The Indiana Department of Workforce Development states that Indiana’s unemployment rate is still under 4%, which is less than the national average. However, more and more employers are placing help wanted signs and looking for recruits.
Experts say that due to the pandemic workers are reprioritizing their values and what’s important to them.
“I’m optimistic,” Kirchner said. “We are headed back toward normalcy. As organization leaders, it’s our reasonability to be empathetic to what everyone is going through and why work isn’t necessarily the first thing we are thinking about. I think that credits opportunity for organization leaders and human resource professionals to be thinking about what are ways in which we can accommodate our workforce.”
Kirchner says the employers around the area are starting to accommodate the workers more. They are becoming more flexible with start times or end times and with how work is being done and when.

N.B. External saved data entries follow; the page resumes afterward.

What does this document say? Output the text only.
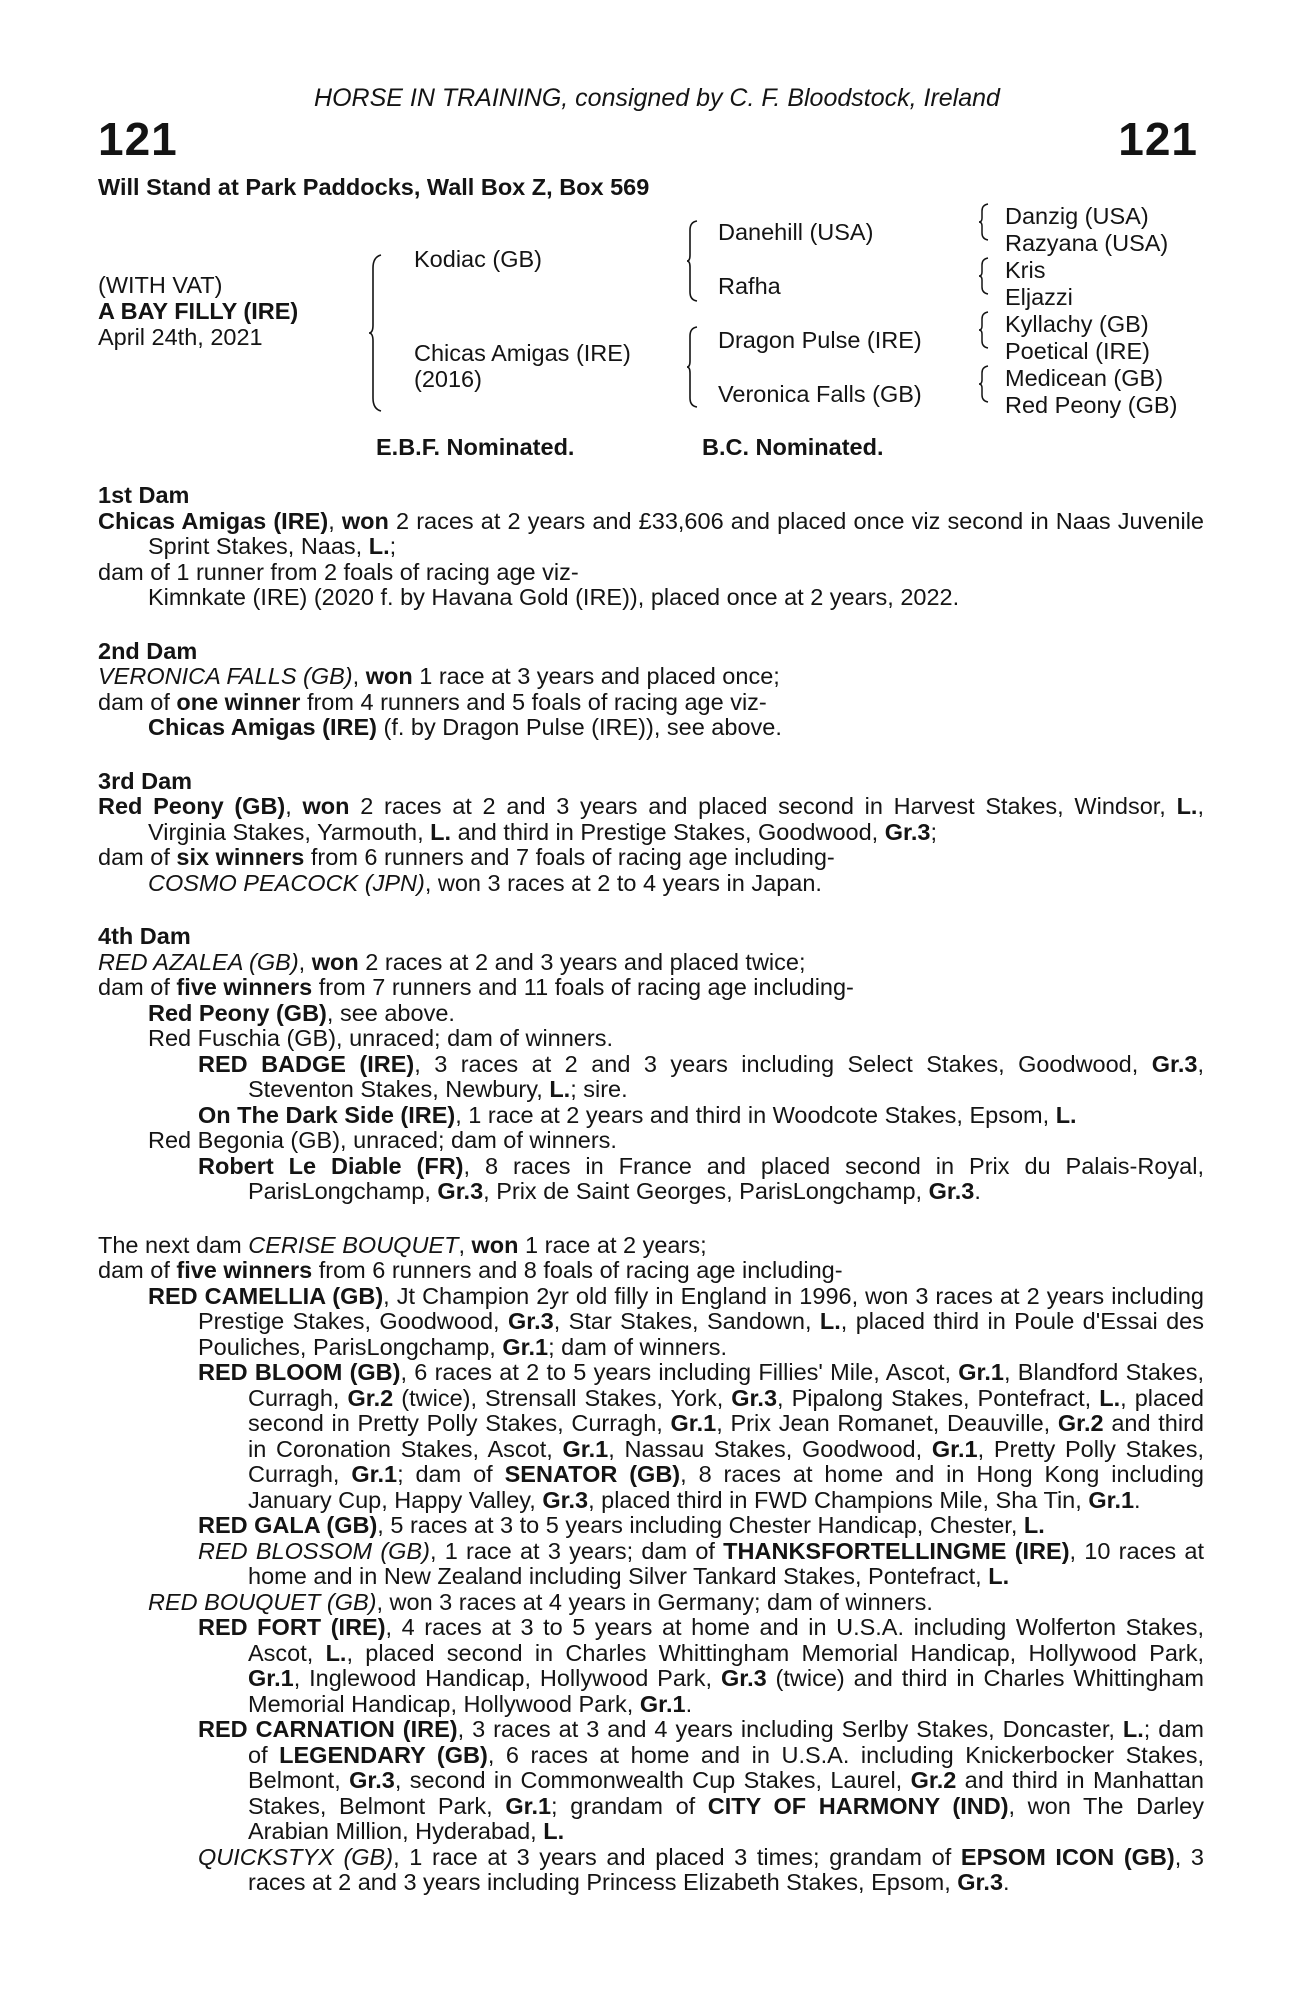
HORSE IN TRAINING, consigned by C. F. Bloodstock, Ireland
121	121
Will Stand at Park Paddocks, Wall Box Z, Box 569
(WITH VAT)
A BAY FILLY (IRE)
April 24th, 2021
Kodiac (GB)
Chicas Amigas (IRE)
(2016)
Danehill (USA)
Rafha
Dragon Pulse (IRE)
Veronica Falls (GB)
Danzig (USA)
Razyana (USA)
Kris
Eljazzi
Kyllachy (GB)
Poetical (IRE)
Medicean (GB)
Red Peony (GB)
E.B.F. Nominated.	B.C. Nominated.
1st Dam
Chicas Amigas (IRE), won 2 races at 2 years and £33,606 and placed once viz second in Naas Juvenile Sprint Stakes, Naas, L.;
dam of 1 runner from 2 foals of racing age viz-
Kimnkate (IRE) (2020 f. by Havana Gold (IRE)), placed once at 2 years, 2022.
2nd Dam
VERONICA FALLS (GB), won 1 race at 3 years and placed once;
dam of one winner from 4 runners and 5 foals of racing age viz-
Chicas Amigas (IRE) (f. by Dragon Pulse (IRE)), see above.
3rd Dam
Red Peony (GB), won 2 races at 2 and 3 years and placed second in Harvest Stakes, Windsor, L., Virginia Stakes, Yarmouth, L. and third in Prestige Stakes, Goodwood, Gr.3;
dam of six winners from 6 runners and 7 foals of racing age including-
COSMO PEACOCK (JPN), won 3 races at 2 to 4 years in Japan.
4th Dam
RED AZALEA (GB), won 2 races at 2 and 3 years and placed twice;
dam of five winners from 7 runners and 11 foals of racing age including-
Red Peony (GB), see above.
Red Fuschia (GB), unraced; dam of winners.
RED BADGE (IRE), 3 races at 2 and 3 years including Select Stakes, Goodwood, Gr.3, Steventon Stakes, Newbury, L.; sire.
On The Dark Side (IRE), 1 race at 2 years and third in Woodcote Stakes, Epsom, L.
Red Begonia (GB), unraced; dam of winners.
Robert Le Diable (FR), 8 races in France and placed second in Prix du Palais-Royal, ParisLongchamp, Gr.3, Prix de Saint Georges, ParisLongchamp, Gr.3.
The next dam CERISE BOUQUET, won 1 race at 2 years;
dam of five winners from 6 runners and 8 foals of racing age including-
RED CAMELLIA (GB), Jt Champion 2yr old filly in England in 1996, won 3 races at 2 years including Prestige Stakes, Goodwood, Gr.3, Star Stakes, Sandown, L., placed third in Poule d'Essai des Pouliches, ParisLongchamp, Gr.1; dam of winners.
RED BLOOM (GB), 6 races at 2 to 5 years including Fillies' Mile, Ascot, Gr.1, Blandford Stakes, Curragh, Gr.2 (twice), Strensall Stakes, York, Gr.3, Pipalong Stakes, Pontefract, L., placed second in Pretty Polly Stakes, Curragh, Gr.1, Prix Jean Romanet, Deauville, Gr.2 and third in Coronation Stakes, Ascot, Gr.1, Nassau Stakes, Goodwood, Gr.1, Pretty Polly Stakes, Curragh, Gr.1; dam of SENATOR (GB), 8 races at home and in Hong Kong including January Cup, Happy Valley, Gr.3, placed third in FWD Champions Mile, Sha Tin, Gr.1.
RED GALA (GB), 5 races at 3 to 5 years including Chester Handicap, Chester, L.
RED BLOSSOM (GB), 1 race at 3 years; dam of THANKSFORTELLINGME (IRE), 10 races at home and in New Zealand including Silver Tankard Stakes, Pontefract, L.
RED BOUQUET (GB), won 3 races at 4 years in Germany; dam of winners.
RED FORT (IRE), 4 races at 3 to 5 years at home and in U.S.A. including Wolferton Stakes, Ascot, L., placed second in Charles Whittingham Memorial Handicap, Hollywood Park, Gr.1, Inglewood Handicap, Hollywood Park, Gr.3 (twice) and third in Charles Whittingham Memorial Handicap, Hollywood Park, Gr.1.
RED CARNATION (IRE), 3 races at 3 and 4 years including Serlby Stakes, Doncaster, L.; dam of LEGENDARY (GB), 6 races at home and in U.S.A. including Knickerbocker Stakes, Belmont, Gr.3, second in Commonwealth Cup Stakes, Laurel, Gr.2 and third in Manhattan Stakes, Belmont Park, Gr.1; grandam of CITY OF HARMONY (IND), won The Darley Arabian Million, Hyderabad, L.
QUICKSTYX (GB), 1 race at 3 years and placed 3 times; grandam of EPSOM ICON (GB), 3 races at 2 and 3 years including Princess Elizabeth Stakes, Epsom, Gr.3.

Another way businesses are starting to accommodate workers is by giving them time during their workweek to focus and improve on their own career development. Maybe that’s attending a class or a lecture on how to improve. Kirchner says that flexibility shows employees that their employers value them and recognize their contributions and in the long run helps retain those employees.
Companies accommodating and being more flexible can help employees stay at a company, without raising a worker’s pay. However, Kirchner says that the worker’s need must be meant, meaning they are able to afford an apartment or house, food, and other basic necessities.

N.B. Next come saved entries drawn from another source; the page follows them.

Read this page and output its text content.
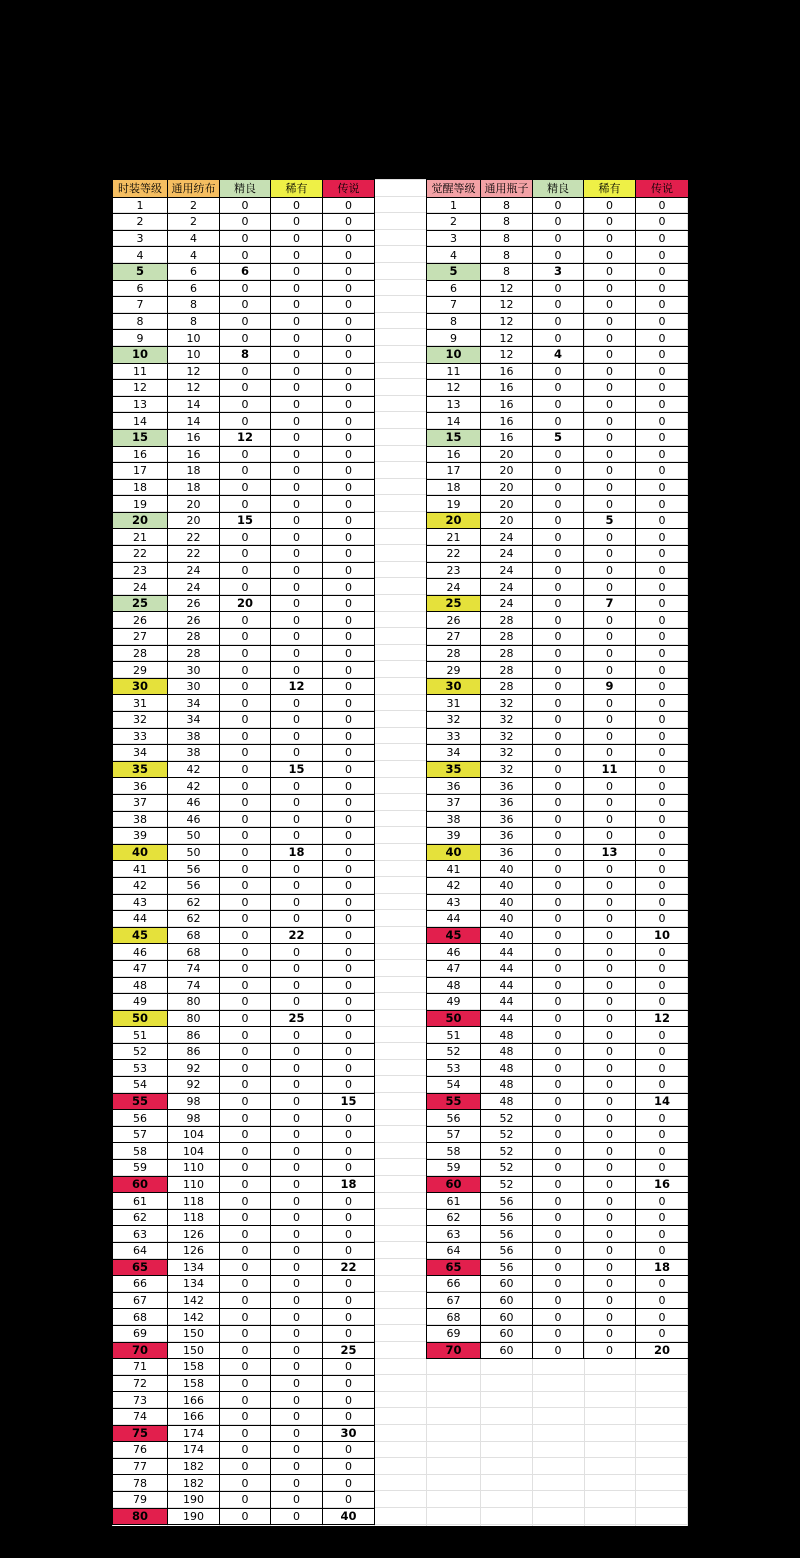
时装等级	通用纺布	精良	稀有	传说
1	2	0	0	0
2	2	0	0	0
3	4	0	0	0
4	4	0	0	0
5	6	6	0	0
6	6	0	0	0
7	8	0	0	0
8	8	0	0	0
9	10	0	0	0
10	10	8	0	0
11	12	0	0	0
12	12	0	0	0
13	14	0	0	0
14	14	0	0	0
15	16	12	0	0
16	16	0	0	0
17	18	0	0	0
18	18	0	0	0
19	20	0	0	0
20	20	15	0	0
21	22	0	0	0
22	22	0	0	0
23	24	0	0	0
24	24	0	0	0
25	26	20	0	0
26	26	0	0	0
27	28	0	0	0
28	28	0	0	0
29	30	0	0	0
30	30	0	12	0
31	34	0	0	0
32	34	0	0	0
33	38	0	0	0
34	38	0	0	0
35	42	0	15	0
36	42	0	0	0
37	46	0	0	0
38	46	0	0	0
39	50	0	0	0
40	50	0	18	0
41	56	0	0	0
42	56	0	0	0
43	62	0	0	0
44	62	0	0	0
45	68	0	22	0
46	68	0	0	0
47	74	0	0	0
48	74	0	0	0
49	80	0	0	0
50	80	0	25	0
51	86	0	0	0
52	86	0	0	0
53	92	0	0	0
54	92	0	0	0
55	98	0	0	15
56	98	0	0	0
57	104	0	0	0
58	104	0	0	0
59	110	0	0	0
60	110	0	0	18
61	118	0	0	0
62	118	0	0	0
63	126	0	0	0
64	126	0	0	0
65	134	0	0	22
66	134	0	0	0
67	142	0	0	0
68	142	0	0	0
69	150	0	0	0
70	150	0	0	25
71	158	0	0	0
72	158	0	0	0
73	166	0	0	0
74	166	0	0	0
75	174	0	0	30
76	174	0	0	0
77	182	0	0	0
78	182	0	0	0
79	190	0	0	0
80	190	0	0	40
觉醒等级	通用瓶子	精良	稀有	传说
1	8	0	0	0
2	8	0	0	0
3	8	0	0	0
4	8	0	0	0
5	8	3	0	0
6	12	0	0	0
7	12	0	0	0
8	12	0	0	0
9	12	0	0	0
10	12	4	0	0
11	16	0	0	0
12	16	0	0	0
13	16	0	0	0
14	16	0	0	0
15	16	5	0	0
16	20	0	0	0
17	20	0	0	0
18	20	0	0	0
19	20	0	0	0
20	20	0	5	0
21	24	0	0	0
22	24	0	0	0
23	24	0	0	0
24	24	0	0	0
25	24	0	7	0
26	28	0	0	0
27	28	0	0	0
28	28	0	0	0
29	28	0	0	0
30	28	0	9	0
31	32	0	0	0
32	32	0	0	0
33	32	0	0	0
34	32	0	0	0
35	32	0	11	0
36	36	0	0	0
37	36	0	0	0
38	36	0	0	0
39	36	0	0	0
40	36	0	13	0
41	40	0	0	0
42	40	0	0	0
43	40	0	0	0
44	40	0	0	0
45	40	0	0	10
46	44	0	0	0
47	44	0	0	0
48	44	0	0	0
49	44	0	0	0
50	44	0	0	12
51	48	0	0	0
52	48	0	0	0
53	48	0	0	0
54	48	0	0	0
55	48	0	0	14
56	52	0	0	0
57	52	0	0	0
58	52	0	0	0
59	52	0	0	0
60	52	0	0	16
61	56	0	0	0
62	56	0	0	0
63	56	0	0	0
64	56	0	0	0
65	56	0	0	18
66	60	0	0	0
67	60	0	0	0
68	60	0	0	0
69	60	0	0	0
70	60	0	0	20
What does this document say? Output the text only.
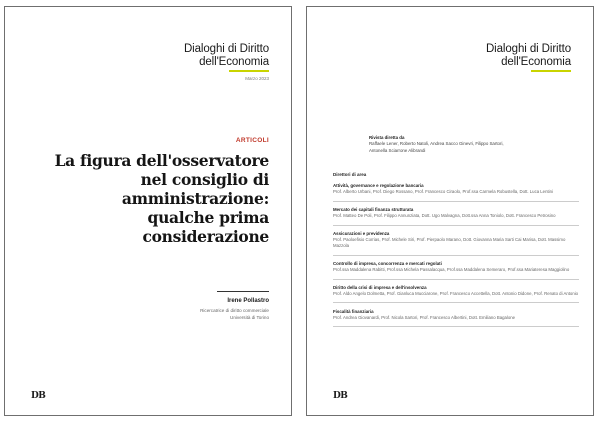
Dialoghi di Diritto
dell'Economia
Marzo 2023
ARTICOLI
La figura dell'osservatore
nel consiglio di
amministrazione:
qualche prima
considerazione
Irene Pollastro
Ricercatrice di diritto commerciale
Università di Torino
DB
Dialoghi di Diritto
dell'Economia
Rivista diretta da
Raffaele Lener, Roberto Natoli, Andrea Sacco Ginevri, Filippo Sartori,
Antonella Sciarrone Alibrandi
Direttori di area
Attività, governance e regolazione bancaria
Prof. Alberto Urbani, Prof. Diego Rossano, Prof. Francesco Ciraolo, Prof.ssa Carmela Robustella, Dott. Luca Lentini
Mercato dei capitali finanza strutturata
Prof. Matteo De Poli, Prof. Filippo Annunziata, Dott. Ugo Malvagna, Dott.ssa Anna Toniolo, Dott. Francesco Petrosino
Assicurazioni e previdenza
Prof. Paoloefisio Corrias, Prof. Michele Siri, Prof. Pierpaolo Marano, Dott. Giovanna Maria Sarti Cai Marisa, Dott. Massimo Mazzola
Controllo di impresa, concorrenza e mercati regolati
Prof.ssa Maddalena Rabitti, Prof.ssa Michela Passalacqua, Prof.ssa Maddalena Semeraro, Prof.ssa Mariateresa Maggiolino
Diritto della crisi di impresa e dell'insolvenza
Prof. Aldo Angelo Dolmetta, Prof. Gianluca Mucciarone, Prof. Francesco Accettella, Dott. Antonio Didone, Prof. Renato di Antonio
Fiscalità finanziaria
Prof. Andrea Giovanardi, Prof. Nicola Sartori, Prof. Francesco Albertini, Dott. Emiliano Bagalone
DB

Several businesses around Fort Wayne, like McDonald’s, Arby’s, and Chipotle have raised wages to try and attract people. Which raised the question of how many companies are still paying minimum wage.
Indiana’s current minimum wage $7.25, and data shows that only 1% of workers are making minimum wage. Out of that 1%, half of those making minimum wage are under the age of 25 and a majority of those people are either high school or college students or have a disability.
However, even though wages are being raised several employers are still having trouble hiring employees. Kirchner says that more often than not employers want to be wanted and feel appreciated.
One trend experts are seeing is that employers are making their employees feel appreciated by giving them better health coverage, more specifically mental health. More insurance providers are offering counseling in their insurance packages.
“We’ve all gone through a difficult time period with COVID,” Kirchner said. “We’ve gone through different stresses and at times we have focused a little bit on ourselves and the challenges we’ve faced. I think it’s important we take the time to look at the world through the other person’s lens. That level of empathy will help us all moving forward.”